At times it is hard to contextualize numbers to understand the implications they pose. To put things into perspective, while the market is doing the best it ever has, there are unprecedented amounts of people lined up at food banks. Some landlords are unlawfully evacuating their tenants, people are undergoing food insecurity, and others don’t even have enough to keep the lights on. 

Not only are individuals having to deal with a global pandemic with no tangible end in sight, but we are also witnessing an utter failure on behalf of the federal government in ensuring the well-being of its citizens. As we get ready to welcome President-elect Joe Biden, we must hold him accountable during his time in office. We need a second stimulus package that is intended to help those who are financially insecure. It should include monthly payments, rent and mortgage cancellation, student debt cancellation, medicare for all, free vaccinations, and free COVID-19 testing and treatment. 

 

Currently, the Center for Disease Control and Prevention (CDC) has an eviction moratorium in place, but it will expire on the 31st of December; after that, there will be an influx of homeless people on the streets with no resources to aid them. Even after a vaccine is distributed, there will continue to be economic ramifications, and they will be almost entirely felt by the working class. Therefore, we must advocate for those who are most vulnerable right now. 

 

First and foremost, those who have financial means should be donating to food banks and other organizations that are assisting individuals facing hardship right now. Volunteering your time is also another way to help ensure the well-being of your community. Spreading awareness about resources is extremely important too, as you may be helping someone keep their home or secure a hot meal. Right now the Federal Housing Administration is allowing homeowners to apply for various financial relief programs, and renters can sign declarations to present to landlords or the court to keep a roof over their heads. 

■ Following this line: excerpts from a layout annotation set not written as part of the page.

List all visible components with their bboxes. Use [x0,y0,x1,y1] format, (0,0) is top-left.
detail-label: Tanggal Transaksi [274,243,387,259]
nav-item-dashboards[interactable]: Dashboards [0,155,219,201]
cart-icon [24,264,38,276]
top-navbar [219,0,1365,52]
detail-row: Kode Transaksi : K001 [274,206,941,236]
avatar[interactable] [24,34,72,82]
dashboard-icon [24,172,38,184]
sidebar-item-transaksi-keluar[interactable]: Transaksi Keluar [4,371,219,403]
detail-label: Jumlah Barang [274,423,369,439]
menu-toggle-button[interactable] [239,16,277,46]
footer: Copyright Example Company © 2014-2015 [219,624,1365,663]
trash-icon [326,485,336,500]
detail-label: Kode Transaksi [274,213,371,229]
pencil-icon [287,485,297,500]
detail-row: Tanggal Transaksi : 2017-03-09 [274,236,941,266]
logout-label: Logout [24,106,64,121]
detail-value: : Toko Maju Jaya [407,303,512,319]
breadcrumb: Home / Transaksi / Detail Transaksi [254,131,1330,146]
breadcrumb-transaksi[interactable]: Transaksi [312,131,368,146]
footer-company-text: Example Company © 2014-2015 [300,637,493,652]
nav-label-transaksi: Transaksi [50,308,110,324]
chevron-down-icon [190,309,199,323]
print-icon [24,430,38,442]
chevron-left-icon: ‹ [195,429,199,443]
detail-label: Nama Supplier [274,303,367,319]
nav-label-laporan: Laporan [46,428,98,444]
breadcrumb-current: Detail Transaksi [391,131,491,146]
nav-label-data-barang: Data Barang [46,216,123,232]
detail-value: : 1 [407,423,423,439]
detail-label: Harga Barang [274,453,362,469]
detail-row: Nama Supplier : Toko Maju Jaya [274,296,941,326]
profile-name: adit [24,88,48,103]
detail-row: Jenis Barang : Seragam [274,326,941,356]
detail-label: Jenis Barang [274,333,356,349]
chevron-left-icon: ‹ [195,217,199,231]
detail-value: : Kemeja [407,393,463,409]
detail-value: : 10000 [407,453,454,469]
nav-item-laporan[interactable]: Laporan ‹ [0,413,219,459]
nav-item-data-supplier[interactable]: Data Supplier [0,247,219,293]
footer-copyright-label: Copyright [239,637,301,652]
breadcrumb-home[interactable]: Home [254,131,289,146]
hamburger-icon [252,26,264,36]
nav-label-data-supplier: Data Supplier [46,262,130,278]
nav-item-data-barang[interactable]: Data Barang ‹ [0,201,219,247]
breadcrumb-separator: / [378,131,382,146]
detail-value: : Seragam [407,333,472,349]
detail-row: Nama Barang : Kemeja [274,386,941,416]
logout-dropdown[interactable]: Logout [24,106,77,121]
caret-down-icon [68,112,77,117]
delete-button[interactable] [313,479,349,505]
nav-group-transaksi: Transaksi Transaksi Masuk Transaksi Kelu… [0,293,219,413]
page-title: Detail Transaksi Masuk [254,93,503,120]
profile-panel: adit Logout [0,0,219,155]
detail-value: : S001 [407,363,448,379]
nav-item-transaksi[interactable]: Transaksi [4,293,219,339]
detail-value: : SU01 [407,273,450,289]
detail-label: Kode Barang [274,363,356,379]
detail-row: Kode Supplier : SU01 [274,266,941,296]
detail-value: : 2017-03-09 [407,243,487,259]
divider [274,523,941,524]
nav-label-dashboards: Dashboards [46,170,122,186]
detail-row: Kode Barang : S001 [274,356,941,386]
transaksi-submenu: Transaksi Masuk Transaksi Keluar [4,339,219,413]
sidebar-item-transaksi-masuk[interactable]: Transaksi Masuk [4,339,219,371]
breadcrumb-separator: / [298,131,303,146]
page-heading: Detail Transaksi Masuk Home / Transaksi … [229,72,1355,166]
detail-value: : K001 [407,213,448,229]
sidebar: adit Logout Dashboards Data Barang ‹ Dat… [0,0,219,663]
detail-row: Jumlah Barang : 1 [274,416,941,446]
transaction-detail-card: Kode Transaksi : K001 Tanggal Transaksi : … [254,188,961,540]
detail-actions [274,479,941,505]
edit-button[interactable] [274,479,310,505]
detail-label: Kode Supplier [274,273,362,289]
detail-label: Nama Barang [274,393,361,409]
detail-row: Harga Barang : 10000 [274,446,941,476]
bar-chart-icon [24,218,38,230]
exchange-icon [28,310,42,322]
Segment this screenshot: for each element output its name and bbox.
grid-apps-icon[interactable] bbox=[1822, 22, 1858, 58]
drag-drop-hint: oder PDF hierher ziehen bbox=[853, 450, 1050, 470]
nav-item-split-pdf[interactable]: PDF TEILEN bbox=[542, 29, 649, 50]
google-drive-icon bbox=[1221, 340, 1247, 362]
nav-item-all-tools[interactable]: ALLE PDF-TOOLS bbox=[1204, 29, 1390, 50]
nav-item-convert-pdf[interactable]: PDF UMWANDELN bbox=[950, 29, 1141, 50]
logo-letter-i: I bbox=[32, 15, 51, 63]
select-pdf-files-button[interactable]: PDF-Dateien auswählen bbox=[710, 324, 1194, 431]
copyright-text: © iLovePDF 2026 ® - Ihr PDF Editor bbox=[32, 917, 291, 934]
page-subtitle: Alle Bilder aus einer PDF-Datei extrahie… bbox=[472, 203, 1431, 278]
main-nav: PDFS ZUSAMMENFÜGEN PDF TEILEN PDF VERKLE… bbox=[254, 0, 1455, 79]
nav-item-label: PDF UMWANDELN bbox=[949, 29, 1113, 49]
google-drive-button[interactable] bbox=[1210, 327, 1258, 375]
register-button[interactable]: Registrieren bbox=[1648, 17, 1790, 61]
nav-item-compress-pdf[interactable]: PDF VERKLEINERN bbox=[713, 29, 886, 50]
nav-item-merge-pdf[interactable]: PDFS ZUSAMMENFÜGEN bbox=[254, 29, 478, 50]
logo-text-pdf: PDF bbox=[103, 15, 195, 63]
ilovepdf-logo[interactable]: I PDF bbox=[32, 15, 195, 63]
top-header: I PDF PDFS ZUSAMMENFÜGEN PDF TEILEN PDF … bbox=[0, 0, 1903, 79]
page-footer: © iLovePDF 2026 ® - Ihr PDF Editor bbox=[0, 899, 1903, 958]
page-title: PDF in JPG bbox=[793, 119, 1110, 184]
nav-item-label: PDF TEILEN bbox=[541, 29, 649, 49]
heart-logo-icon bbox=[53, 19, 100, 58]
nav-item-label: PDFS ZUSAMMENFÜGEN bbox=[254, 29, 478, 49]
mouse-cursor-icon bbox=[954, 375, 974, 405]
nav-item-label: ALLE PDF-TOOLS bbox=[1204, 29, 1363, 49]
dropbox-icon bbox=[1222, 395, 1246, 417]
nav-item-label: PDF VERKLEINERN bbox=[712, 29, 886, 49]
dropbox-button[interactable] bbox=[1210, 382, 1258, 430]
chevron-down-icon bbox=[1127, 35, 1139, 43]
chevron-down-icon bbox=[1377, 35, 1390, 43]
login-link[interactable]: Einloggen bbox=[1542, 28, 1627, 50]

This is an extraordinarily necessary time for collective action. In the wake of the federal government abandoning us, we must realize that we keep us safe. This also means following CDC guidelines for social distancing and wearing a mask when out in public.

If anything, this virus has taught us that community matters. It is vital to the welfare of your community that you stay informed, and that you use your voice and other resources to help those in need. Otherwise, nobody else will.

Times are hard and the future is uncertain. However, we will get through this together.